宅建試験 平成10年試験 問48

問48

木造建築物に関する次の記述のうち、誤っているものはどれか。
  1. 枠組壁工法は、木材で組まれた枠組みに構造用合板等を釘打ちした壁及び床により構造体が形成される。
  2. 建築物の設計においては、クリープ(一定過重のもとで時間の経過ともに歪みが増大する現象)を考慮する必要がある。
  3. 建築物に用いる木材は、気乾状態に比べて湿潤状態の方が強度が大きくなるが、湿潤状態では、しろあり等の虫害や腐朽菌の害を受けやすい。
  4. 鉄筋コンクリート造の布基礎とすれば、耐震性を向上させることができる。

正解 3

解説

  1. 適切。
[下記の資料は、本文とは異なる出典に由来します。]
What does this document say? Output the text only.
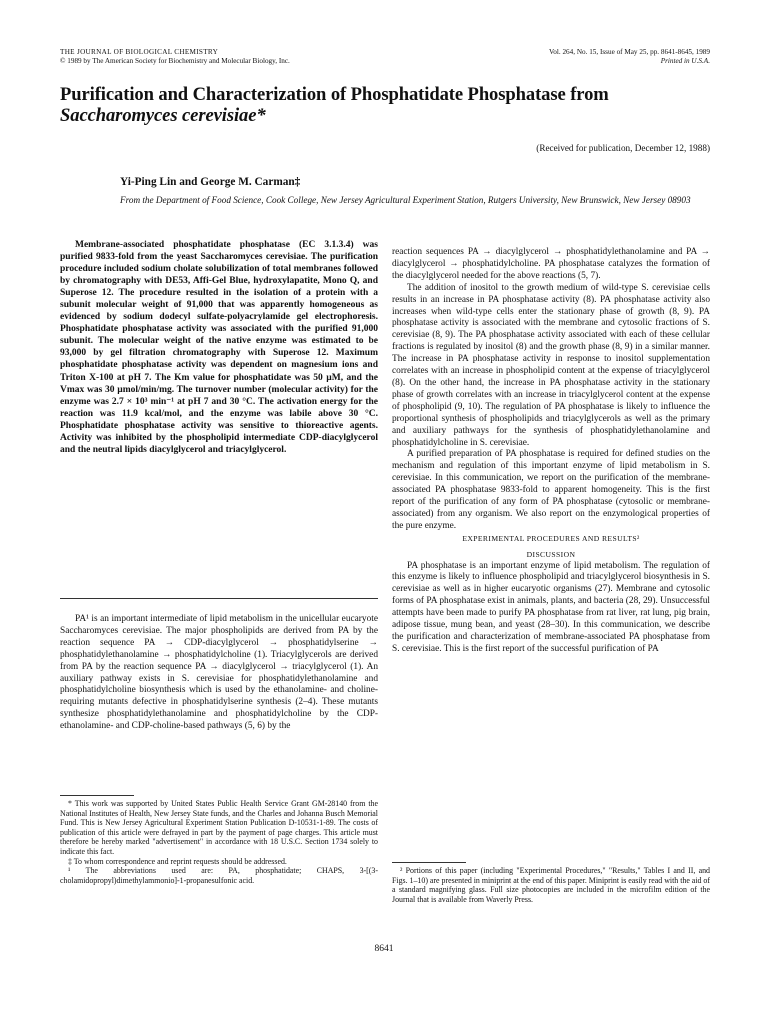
THE JOURNAL OF BIOLOGICAL CHEMISTRY
© 1989 by The American Society for Biochemistry and Molecular Biology, Inc.
Vol. 264, No. 15, Issue of May 25, pp. 8641-8645, 1989
Printed in U.S.A.
Purification and Characterization of Phosphatidate Phosphatase from
Saccharomyces cerevisiae*
(Received for publication, December 12, 1988)
Yi-Ping Lin and George M. Carman‡
From the Department of Food Science, Cook College, New Jersey Agricultural Experiment Station, Rutgers University, New Brunswick, New Jersey 08903

Membrane-associated phosphatidate phosphatase (EC 3.1.3.4) was purified 9833-fold from the yeast Saccharomyces cerevisiae. The purification procedure included sodium cholate solubilization of total membranes followed by chromatography with DE53, Affi-Gel Blue, hydroxylapatite, Mono Q, and Superose 12. The procedure resulted in the isolation of a protein with a subunit molecular weight of 91,000 that was apparently homogeneous as evidenced by sodium dodecyl sulfate-polyacrylamide gel electrophoresis. Phosphatidate phosphatase activity was associated with the purified 91,000 subunit. The molecular weight of the native enzyme was estimated to be 93,000 by gel filtration chromatography with Superose 12. Maximum phosphatidate phosphatase activity was dependent on magnesium ions and Triton X-100 at pH 7. The Km value for phosphatidate was 50 µM, and the Vmax was 30 µmol/min/mg. The turnover number (molecular activity) for the enzyme was 2.7 × 10³ min⁻¹ at pH 7 and 30 °C. The activation energy for the reaction was 11.9 kcal/mol, and the enzyme was labile above 30 °C. Phosphatidate phosphatase activity was sensitive to thioreactive agents. Activity was inhibited by the phospholipid intermediate CDP-diacylglycerol and the neutral lipids diacylglycerol and triacylglycerol.

PA¹ is an important intermediate of lipid metabolism in the unicellular eucaryote Saccharomyces cerevisiae. The major phospholipids are derived from PA by the reaction sequence PA → CDP-diacylglycerol → phosphatidylserine → phosphatidylethanolamine → phosphatidylcholine (1). Triacylglycerols are derived from PA by the reaction sequence PA → diacylglycerol → triacylglycerol (1). An auxiliary pathway exists in S. cerevisiae for phosphatidylethanolamine and phosphatidylcholine biosynthesis which is used by the ethanolamine- and choline-requiring mutants defective in phosphatidylserine synthesis (2–4). These mutants synthesize phosphatidylethanolamine and phosphatidylcholine by the CDP-ethanolamine- and CDP-choline-based pathways (5, 6) by the

* This work was supported by United States Public Health Service Grant GM-28140 from the National Institutes of Health, New Jersey State funds, and the Charles and Johanna Busch Memorial Fund. This is New Jersey Agricultural Experiment Station Publication D-10531-1-89. The costs of publication of this article were defrayed in part by the payment of page charges. This article must therefore be hereby marked "advertisement" in accordance with 18 U.S.C. Section 1734 solely to indicate this fact.

‡ To whom correspondence and reprint requests should be addressed.

¹ The abbreviations used are: PA, phosphatidate; CHAPS, 3-[(3-cholamidopropyl)dimethylammonio]-1-propanesulfonic acid.

reaction sequences PA → diacylglycerol → phosphatidylethanolamine and PA → diacylglycerol → phosphatidylcholine. PA phosphatase catalyzes the formation of the diacylglycerol needed for the above reactions (5, 7).

The addition of inositol to the growth medium of wild-type S. cerevisiae cells results in an increase in PA phosphatase activity (8). PA phosphatase activity also increases when wild-type cells enter the stationary phase of growth (8, 9). PA phosphatase activity is associated with the membrane and cytosolic fractions of S. cerevisiae (8, 9). The PA phosphatase activity associated with each of these cellular fractions is regulated by inositol (8) and the growth phase (8, 9) in a similar manner. The increase in PA phosphatase activity in response to inositol supplementation correlates with an increase in phospholipid content at the expense of triacylglycerol (8). On the other hand, the increase in PA phosphatase activity in the stationary phase of growth correlates with an increase in triacylglycerol content at the expense of phospholipid (9, 10). The regulation of PA phosphatase is likely to influence the proportional synthesis of phospholipids and triacylglycerols as well as the primary and auxiliary pathways for the synthesis of phosphatidylethanolamine and phosphatidylcholine in S. cerevisiae.

A purified preparation of PA phosphatase is required for defined studies on the mechanism and regulation of this important enzyme of lipid metabolism in S. cerevisiae. In this communication, we report on the purification of the membrane-associated PA phosphatase 9833-fold to apparent homogeneity. This is the first report of the purification of any form of PA phosphatase (cytosolic or membrane-associated) from any organism. We also report on the enzymological properties of the pure enzyme.

EXPERIMENTAL PROCEDURES AND RESULTS²

DISCUSSION

PA phosphatase is an important enzyme of lipid metabolism. The regulation of this enzyme is likely to influence phospholipid and triacylglycerol biosynthesis in S. cerevisiae as well as in higher eucaryotic organisms (27). Membrane and cytosolic forms of PA phosphatase exist in animals, plants, and bacteria (28, 29). Unsuccessful attempts have been made to purify PA phosphatase from rat liver, rat lung, pig brain, adipose tissue, mung bean, and yeast (28–30). In this communication, we describe the purification and characterization of membrane-associated PA phosphatase from S. cerevisiae. This is the first report of the successful purification of PA

² Portions of this paper (including "Experimental Procedures," "Results," Tables I and II, and Figs. 1–10) are presented in miniprint at the end of this paper. Miniprint is easily read with the aid of a standard magnifying glass. Full size photocopies are included in the microfilm edition of the Journal that is available from Waverly Press.

8641
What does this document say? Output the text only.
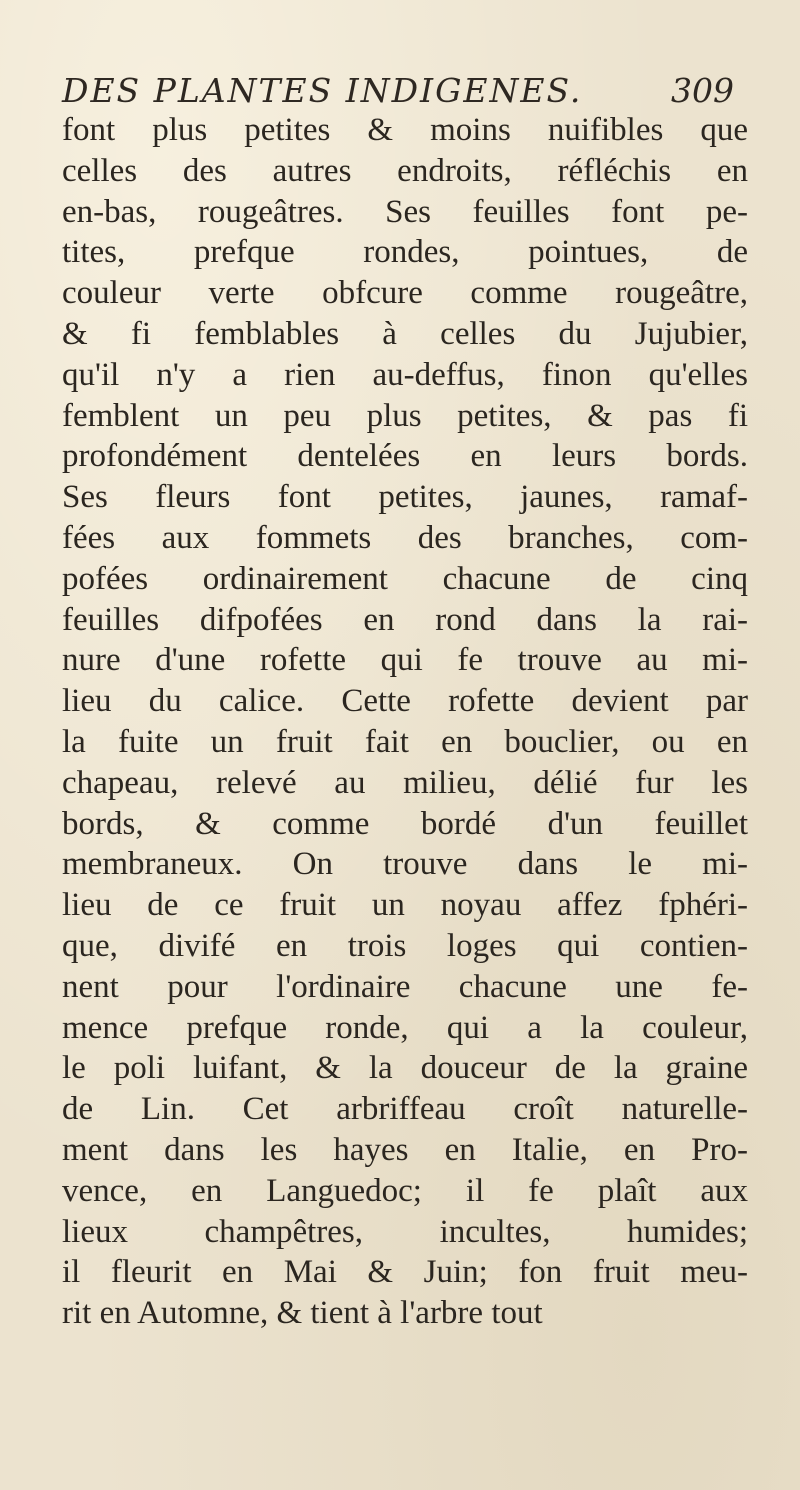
DES PLANTES INDIGENES.	309
font plus petites & moins nuifibles que
celles des autres endroits, réfléchis en
en-bas, rougeâtres. Ses feuilles font pe-
tites, prefque rondes, pointues, de
couleur verte obfcure comme rougeâtre,
& fi femblables à celles du Jujubier,
qu'il n'y a rien au-deffus, finon qu'elles
femblent un peu plus petites, & pas fi
profondément dentelées en leurs bords.
Ses fleurs font petites, jaunes, ramaf-
fées aux fommets des branches, com-
pofées ordinairement chacune de cinq
feuilles difpofées en rond dans la rai-
nure d'une rofette qui fe trouve au mi-
lieu du calice. Cette rofette devient par
la fuite un fruit fait en bouclier, ou en
chapeau, relevé au milieu, délié fur les
bords, & comme bordé d'un feuillet
membraneux. On trouve dans le mi-
lieu de ce fruit un noyau affez fphéri-
que, divifé en trois loges qui contien-
nent pour l'ordinaire chacune une fe-
mence prefque ronde, qui a la couleur,
le poli luifant, & la douceur de la graine
de Lin. Cet arbriffeau croît naturelle-
ment dans les hayes en Italie, en Pro-
vence, en Languedoc; il fe plaît aux
lieux champêtres, incultes, humides;
il fleurit en Mai & Juin; fon fruit meu-
rit en Automne, & tient à l'arbre tout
枠組壁工法(ツーバイフォー工法)は、木材で組んだ枠組みに構造用合板等の面材を釘打ちして壁・床のパネルを構成し、これらの「面」により構造体を形成する工法です。
  2. 適切。木材は、一定の荷重が長期間継続して作用すると、時間の経過とともに歪みが徐々に増大するクリープ現象を生じます。木造建築物の設計では、はりのたわみ等にこのクリープの影響が現れやすいため、長期荷重に対する変形を考慮する必要があります。
  3. [誤り]。木材は、湿潤状態よりも気乾状態(十分に乾燥した状態)の方が強度は大きくなります。含水率が高いほど強度は低下します。なお、湿潤状態ではしろあり等の虫害や腐朽菌の害を受けやすくなる点は正しい記述です。
  4. 適切。木造建築物の基礎を鉄筋コンクリート造の布基礎(連続フーチング基礎)とすることで、上部構造を連続的に支持し、不同沈下の抑制や地震力の分散が図られ、耐震性の向上に寄与します。
したがって誤っている記述は[3]です。